Abstract

Automated blood cell counting instruments are very important tools, daily used by haematologists and medical analysts to perform a complete blood count (CBC). The results of the CBC may be complex to interpret but could lead to important decisions regarding the patient medical treatment. The main focus of this research is oriented to a CBC technique, named white blood cell count (WBCC). Generally, the WBCC is performed by skilled medical operators on peripheral blood smears in order to make a correct count and to obtain useful information such as cell abnormalities or the physical status. The manual WBCC is associated with several challenges, in fact it is a time-consuming, labour intensive and expensive process. This paper introduces a reliable automated WBCC system based on image processing techniques. The main aims are to speed up and to improve the accuracy of the WBCC process.
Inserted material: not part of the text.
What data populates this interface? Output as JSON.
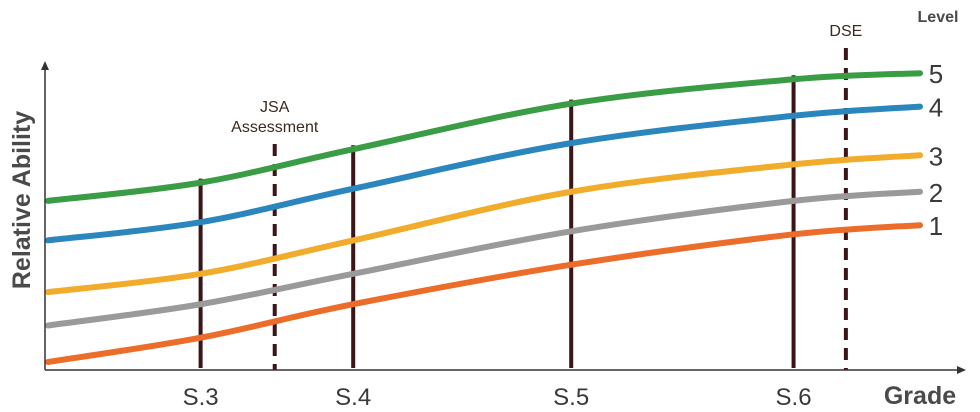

The proposed automated system introduces a new approach to segment white blood cells taking into account the knowledge acquired from a training set formed of the three main classes elements, the white blood cells, the red blood cells and the plasma present in a blood smear image. The segmented regions containing only the white blood cells are subjected to a further step in which the count is performed using the circular Hough transform exploiting the grey-level information. The method has been tested on three different public datasets, in order to highlight the accuracy of the segmentation approach with different colour images and illumination conditions. The experimental results obtained on these datasets demonstrate that the proposed method is very accurate and robust achieving an accuracy of at least 99.2 % in white blood cells counting.